Sousa also called the construction “visual pollution.”

Wilson agrees.

“It’s a visual distraction for a lot our customers,” he said. “Looking outside, we have dumpsters right beside us. They’re dumping loads and loads of garbage down every hour.”

Nestlé Toll House Café had its grand opening in November.

“It’s kind of a catch-22 because we’re excited to have a new location and it’s a flagship location,” said Wilson. But he said it hurts that the construction “is right beside us.”

Employees mop up the floors of the café every hour from the dust brought in by customers, said Wilson. “People are tracking in dust from the construction site, and not from walking on it but just from the sidewalks.”

“It’s a very attractive, clean place,” said John Petrolias, who decided to try Nestlé Toll House Café Tuesday. “But there’s a problem. Not only does the construction look ugly, but it makes it hard to walk around especially when it snows or rains.”

For business owners like Wilson, the construction is more than just a noisy nuisance. He deals with customer complaints and his business suffers.

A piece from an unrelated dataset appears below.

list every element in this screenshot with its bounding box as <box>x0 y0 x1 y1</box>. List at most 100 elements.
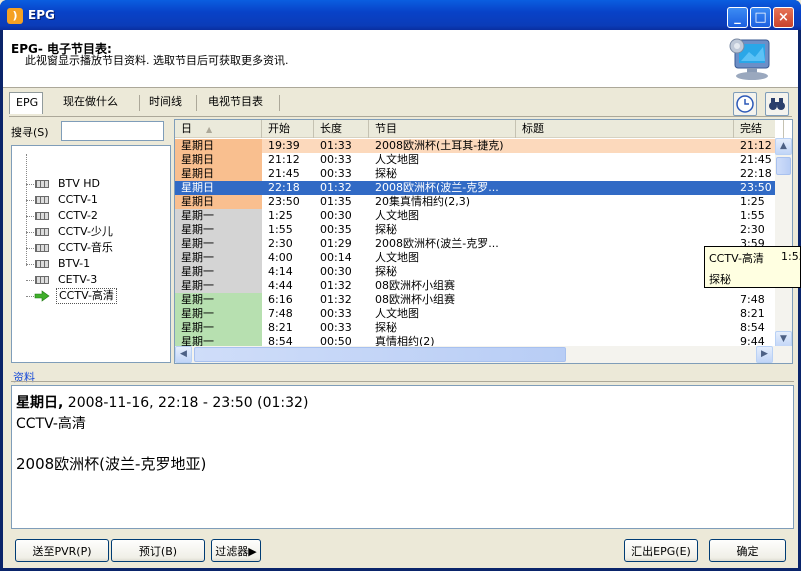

“It’s also a traffic concern. What I’m finding is that we have buses turning, a lot of trucks unloading right outside our store here,” he said. “It’s chasing a lot of customers away.”

 

Officially, construction on Rideau Street will end on Dec. 5, according to a spokesperson from Coun. Mathieu Fleury’s office.

Substantial construction underground has been completed and landscaping and street furniture (like benches, streetlamps, and bus stops) will be installed mid-December, Fleury’s spokesperson said.

But that still leaves overhead hydro wires to be removed in January, hydro poles that will be removed in the spring, and finally sidewalk replacements after that, according to Fleury’s office.

“We get a lot of tourists in here as well and I’m almost surprised that they ventured this far up Rideau Street because if I was in their shoes, I might get to the mall but I certainly wouldn’t walk past it when I see the walls and walls of covered sidewalk,” said Wilson.

Construction on the Rideau Centre will continue until 2016.

“Construction is a dusty business,” said Wilson. “It’ll be nice when it’s done.”